By this time Baxter was already a seasoned professional having started out in the industry back in 1986. After graduating in physics from Imperial College, he says he missed out on the traditional physics jobs, such as in the oil and gas sector, as he was following his passion for sailing.

‘I was in the Great British Universities team and in America when everyone else was applying for jobs,’ he recalls.

‘I was second in the world championships in 1984. I did think about taking it up professionally. At the time you could turn up and enter the Olympic trials and if you won you went to the Games. Now it is all about bringing people through the academies and sailing clubs.

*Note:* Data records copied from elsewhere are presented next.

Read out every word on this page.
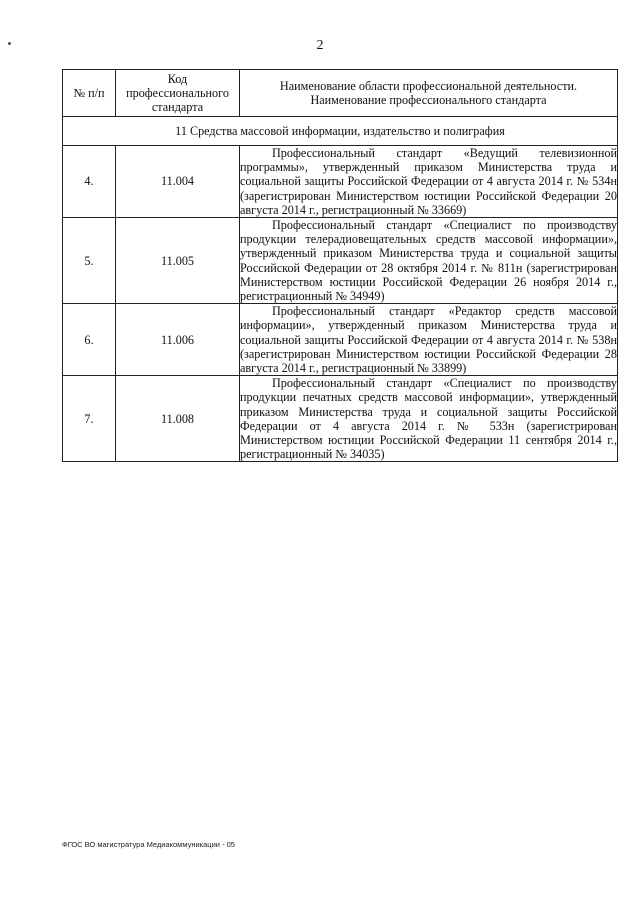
2
№ п/п	Код профессионального стандарта	Наименование области профессиональной деятельности.
Наименование профессионального стандарта

11 Средства массовой информации, издательство и полиграфия		
4.	11.004	Профессиональный стандарт «Ведущий телевизионной программы», утвержденный приказом Министерства труда и социальной защиты Российской Федерации от 4 августа 2014 г. № 534н (зарегистрирован Министерством юстиции Российской Федерации 20 августа 2014 г., регистрационный № 33669)
5.	11.005	Профессиональный стандарт «Специалист по производству продукции телерадиовещательных средств массовой информации», утвержденный приказом Министерства труда и социальной защиты Российской Федерации от 28 октября 2014 г. № 811н (зарегистрирован Министерством юстиции Российской Федерации 26 ноября 2014 г., регистрационный № 34949)
6.	11.006	Профессиональный стандарт «Редактор средств массовой информации», утвержденный приказом Министерства труда и социальной защиты Российской Федерации от 4 августа 2014 г. № 538н (зарегистрирован Министерством юстиции Российской Федерации 28 августа 2014 г., регистрационный № 33899)
7.	11.008	Профессиональный стандарт «Специалист по производству продукции печатных средств массовой информации», утвержденный приказом Министерства труда и социальной защиты Российской Федерации от 4 августа 2014 г. № 533н (зарегистрирован Министерством юстиции Российской Федерации 11 сентября 2014 г., регистрационный № 34035)
ФГОС ВО магистратура Медиакоммуникации - 05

I raced in the fireball class and was the wrong size for the Olympic classes.’

After initially working as a sailing instructor and flirting with the idea of becoming a sail maker, he started out selling advertising space for a computer magazine before moving across to one of his client firms to sell software.

 

Three years on he realised he was a good ‘people person’ with strong selling skills, but really wanted to obtain professional qualifications and do something more mathematical.

‘There were a lot of people in the 1980s at their desks selling savings policies and I was what would have been called a tied agent, but pre-polarisation,’ he says.

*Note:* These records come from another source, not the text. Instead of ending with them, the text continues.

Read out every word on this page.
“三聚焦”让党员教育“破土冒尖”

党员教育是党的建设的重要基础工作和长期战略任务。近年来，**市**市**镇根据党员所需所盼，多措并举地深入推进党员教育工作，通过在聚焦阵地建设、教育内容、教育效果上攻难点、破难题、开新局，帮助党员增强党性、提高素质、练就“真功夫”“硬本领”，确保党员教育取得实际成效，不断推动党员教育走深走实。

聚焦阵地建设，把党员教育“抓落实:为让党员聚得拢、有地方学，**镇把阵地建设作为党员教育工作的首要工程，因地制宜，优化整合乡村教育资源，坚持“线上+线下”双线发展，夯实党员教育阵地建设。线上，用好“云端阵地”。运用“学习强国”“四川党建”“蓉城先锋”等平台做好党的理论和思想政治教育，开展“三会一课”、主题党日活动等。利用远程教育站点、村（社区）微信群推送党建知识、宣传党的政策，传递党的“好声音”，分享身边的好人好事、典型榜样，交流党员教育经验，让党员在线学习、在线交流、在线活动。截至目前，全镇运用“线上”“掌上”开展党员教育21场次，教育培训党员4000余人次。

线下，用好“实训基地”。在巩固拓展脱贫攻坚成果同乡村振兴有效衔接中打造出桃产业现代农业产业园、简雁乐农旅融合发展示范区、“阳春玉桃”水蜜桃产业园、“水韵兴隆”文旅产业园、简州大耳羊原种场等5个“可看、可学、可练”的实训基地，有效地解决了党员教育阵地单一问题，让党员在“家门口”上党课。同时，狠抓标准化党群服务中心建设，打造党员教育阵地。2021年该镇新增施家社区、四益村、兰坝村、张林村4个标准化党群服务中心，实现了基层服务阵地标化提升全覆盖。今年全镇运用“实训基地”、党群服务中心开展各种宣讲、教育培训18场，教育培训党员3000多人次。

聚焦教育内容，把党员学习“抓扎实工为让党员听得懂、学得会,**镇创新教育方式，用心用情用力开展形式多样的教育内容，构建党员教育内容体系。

He later joined an IFA firm before setting up alone in 1989. He then became an appointed representative (AR) of Saunderson House while he awaited his approvals from the regulator.

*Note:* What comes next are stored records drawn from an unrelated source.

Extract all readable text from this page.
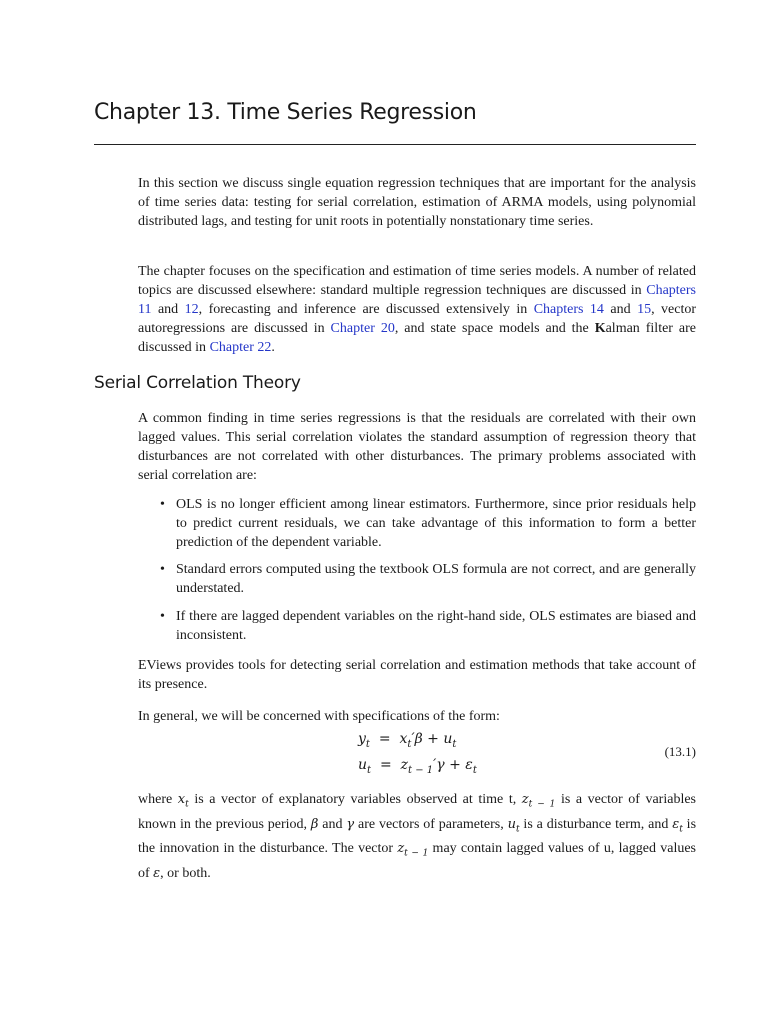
Chapter 13. Time Series Regression

In this section we discuss single equation regression techniques that are important for the analysis of time series data: testing for serial correlation, estimation of ARMA models, using polynomial distributed lags, and testing for unit roots in potentially nonstationary time series.

The chapter focuses on the specification and estimation of time series models. A number of related topics are discussed elsewhere: standard multiple regression techniques are discussed in Chapters 11 and 12, forecasting and inference are discussed extensively in Chapters 14 and 15, vector autoregressions are discussed in Chapter 20, and state space models and the Kalman filter are discussed in Chapter 22.

Serial Correlation Theory

A common finding in time series regressions is that the residuals are correlated with their own lagged values. This serial correlation violates the standard assumption of regression theory that disturbances are not correlated with other disturbances. The primary problems associated with serial correlation are:

• OLS is no longer efficient among linear estimators. Furthermore, since prior residuals help to predict current residuals, we can take advantage of this information to form a better prediction of the dependent variable.
• Standard errors computed using the textbook OLS formula are not correct, and are generally understated.
• If there are lagged dependent variables on the right-hand side, OLS estimates are biased and inconsistent.

EViews provides tools for detecting serial correlation and estimation methods that take account of its presence.

In general, we will be concerned with specifications of the form:

$y_t = x_t'\beta + u_t$
$u_t = z_{t - 1}'\gamma + \varepsilon_t$
(13.1)

where $x_t$ is a vector of explanatory variables observed at time t, $z_{t - 1}$ is a vector of variables known in the previous period, β and γ are vectors of parameters, $u_t$ is a disturbance term, and $\varepsilon_t$ is the innovation in the disturbance. The vector $z_{t - 1}$ may contain lagged values of u, lagged values of ε, or both.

In the end, Baxter stayed with Saunderson House for two years, describing it as a ‘good fit’ before he got his authorisations in his own right in 1992. From his past career, he had built up a bank of clients who worked in computer sales, along with a number of barristers, solicitors and other professionals.

His firm, James Baxter Capital Management (JBCM), was an early adopter of the fee-based model, moving away from being remunerated by commission in 1998. By 2008, it had built up £150 million in assets under management. After a jokey conversation with colleagues at the time about staff share options morphed into discussions about a management buyout, they ended up agreeing a price and sealing the deal the next day.

‘I had been working at the business for 20 years and it was quite hard, but it seemed a good time. I had worked with many of these clients for years and had been to some of their weddings and funerals - it felt a bit like selling friends,’ Baxter says.

‘They worked really hard and continue to do so, but it gave me an opportunity to break away and take stock.’

JBCM became Dart Capital in 2009, headed by Baxter’s former colleague Richard Whitehead, a former Wealth Manager cover star himself. Baxter says the two along with Dart’s operations director Matthew Wille had dinner last month to celebrate the deal five years on.

The intervening period saw Baxter take a break and after the 18-month non-compete clause expired, he estimates that around 70% of Dart’s clients remained with the firm although a few did follow him over when he launched Tideway.

‘By the time the 18 months was up we pretty much knew who was moving over and who was staying. There was never any point where I started contacting people,’ he adds.